SOKAKTA "NE BİÇİM KARDEŞSİN SEN!" DİYORLAR!
Canlandırdığınız Azra karakterine gelen tepkiler nasıl?
Beste Vural: Daha dizi yeni başlamasına rağmen hedeflediğim tepkileri almaya başladığımı söyleyebilirim. Sokakta “Saçını başını yolacağım, ne biçim kardeşsin sen” diyenlerle karşılaşıyorum. (Gülüyor) Ama tabii bunlar daha Azra’nın masum günleri. Neler yapacak neler! Senaryoyu okudukça benim ağzım açık kalıyor.
Azra gerçekten ablası Zeynep’ten nefret mi ediyor? Yoksa o da bir çıkar savaşı içinde mi?
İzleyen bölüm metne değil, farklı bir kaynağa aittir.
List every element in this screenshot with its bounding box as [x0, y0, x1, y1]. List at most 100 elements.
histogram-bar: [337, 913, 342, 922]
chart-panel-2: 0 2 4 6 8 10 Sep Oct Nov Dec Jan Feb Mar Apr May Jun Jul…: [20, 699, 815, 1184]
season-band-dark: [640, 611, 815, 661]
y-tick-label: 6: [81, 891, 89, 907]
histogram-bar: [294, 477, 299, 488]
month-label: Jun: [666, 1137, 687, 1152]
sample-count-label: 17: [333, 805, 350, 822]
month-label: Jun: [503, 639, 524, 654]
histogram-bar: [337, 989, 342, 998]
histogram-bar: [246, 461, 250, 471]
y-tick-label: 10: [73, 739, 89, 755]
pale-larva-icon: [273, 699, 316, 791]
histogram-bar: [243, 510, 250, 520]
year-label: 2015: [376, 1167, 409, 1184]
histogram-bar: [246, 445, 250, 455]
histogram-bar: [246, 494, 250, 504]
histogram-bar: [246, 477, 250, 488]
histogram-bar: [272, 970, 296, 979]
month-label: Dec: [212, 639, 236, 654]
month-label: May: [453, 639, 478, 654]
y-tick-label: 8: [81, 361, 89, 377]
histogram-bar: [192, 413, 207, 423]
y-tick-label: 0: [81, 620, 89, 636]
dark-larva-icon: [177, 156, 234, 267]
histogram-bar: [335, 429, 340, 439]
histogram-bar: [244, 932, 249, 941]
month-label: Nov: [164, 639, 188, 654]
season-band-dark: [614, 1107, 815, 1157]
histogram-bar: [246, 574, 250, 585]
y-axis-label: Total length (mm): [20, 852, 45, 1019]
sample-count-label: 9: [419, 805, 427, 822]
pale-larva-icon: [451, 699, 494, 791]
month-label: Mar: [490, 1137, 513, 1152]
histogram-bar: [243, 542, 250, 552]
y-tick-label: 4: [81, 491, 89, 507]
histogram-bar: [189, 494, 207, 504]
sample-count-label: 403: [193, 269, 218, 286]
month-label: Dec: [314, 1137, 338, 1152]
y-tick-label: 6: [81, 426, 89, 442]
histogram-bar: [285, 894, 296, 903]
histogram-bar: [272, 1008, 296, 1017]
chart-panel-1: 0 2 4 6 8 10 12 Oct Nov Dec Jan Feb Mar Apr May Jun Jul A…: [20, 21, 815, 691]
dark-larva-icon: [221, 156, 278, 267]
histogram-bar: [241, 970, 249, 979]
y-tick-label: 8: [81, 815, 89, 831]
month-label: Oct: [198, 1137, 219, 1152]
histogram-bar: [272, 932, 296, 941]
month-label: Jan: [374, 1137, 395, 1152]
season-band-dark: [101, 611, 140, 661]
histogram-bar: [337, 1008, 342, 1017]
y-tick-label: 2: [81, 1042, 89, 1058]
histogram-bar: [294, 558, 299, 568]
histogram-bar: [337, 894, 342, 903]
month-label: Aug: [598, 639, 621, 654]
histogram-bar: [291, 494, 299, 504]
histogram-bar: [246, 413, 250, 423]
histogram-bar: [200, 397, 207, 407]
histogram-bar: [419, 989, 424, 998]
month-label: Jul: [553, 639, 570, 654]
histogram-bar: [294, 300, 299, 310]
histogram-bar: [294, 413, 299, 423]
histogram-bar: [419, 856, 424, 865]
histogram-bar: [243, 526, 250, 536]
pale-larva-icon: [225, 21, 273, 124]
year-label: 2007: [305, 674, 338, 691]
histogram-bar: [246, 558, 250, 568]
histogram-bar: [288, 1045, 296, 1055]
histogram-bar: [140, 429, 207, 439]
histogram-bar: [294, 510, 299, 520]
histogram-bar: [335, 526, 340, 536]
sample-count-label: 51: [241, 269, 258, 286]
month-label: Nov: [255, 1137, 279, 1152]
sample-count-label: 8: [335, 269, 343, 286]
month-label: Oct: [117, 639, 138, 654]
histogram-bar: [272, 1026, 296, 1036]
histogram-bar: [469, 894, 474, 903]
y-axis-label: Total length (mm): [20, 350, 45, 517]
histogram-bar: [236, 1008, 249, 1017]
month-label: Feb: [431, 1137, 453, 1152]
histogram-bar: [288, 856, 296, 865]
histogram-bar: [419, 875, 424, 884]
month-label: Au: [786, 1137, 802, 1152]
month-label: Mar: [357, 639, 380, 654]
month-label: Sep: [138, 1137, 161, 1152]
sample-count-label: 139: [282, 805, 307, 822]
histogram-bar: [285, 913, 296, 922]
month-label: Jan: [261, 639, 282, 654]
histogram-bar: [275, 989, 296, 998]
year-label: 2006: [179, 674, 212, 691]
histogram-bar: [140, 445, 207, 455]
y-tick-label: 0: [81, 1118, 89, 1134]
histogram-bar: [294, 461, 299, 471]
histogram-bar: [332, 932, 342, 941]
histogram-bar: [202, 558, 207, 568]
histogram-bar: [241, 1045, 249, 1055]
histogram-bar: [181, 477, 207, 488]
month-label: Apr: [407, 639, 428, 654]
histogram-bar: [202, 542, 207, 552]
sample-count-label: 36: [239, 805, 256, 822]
- Hiç kimse nedensiz yere iyilik ya da kötülük yapmaz. Mutlaka derinlerde bir yerde bir amacı vardır yaptığı eylemin. Azra’nın da kendine göre geçerli sebepleri var. Ailesi ve çevresi tarafından ablasıyla gizliden bir yarışın içine sürüklenmesi, Zeynep’e karşı duyduğu kıskançlığın çıkış noktası. Ama onun da yumuşak bir noktası var. Bakalım Azra’nın yumuşak yanını kim ortaya çıkaracak...
Azra’nın hırsları uğruna yapmayacağı yok, peki sizin bu konudaki sınırlarınız neler?
- İnsan hırsları uğruna kontrolünü kaybettiği oranda acizdir bence. Azra sinsi ve kontrollü bir şekilde tezgahını kuruyor her defasında. Ruhunu terbiye etmeye ve dolayısıyla mutlu olmaya çok uzak. Ben onun aksine hiçbir zaman büyük beklentileri olan biri olmadım. Her zaman elimdekiyle mutlu olmaya ve şükretmeye odaklandım.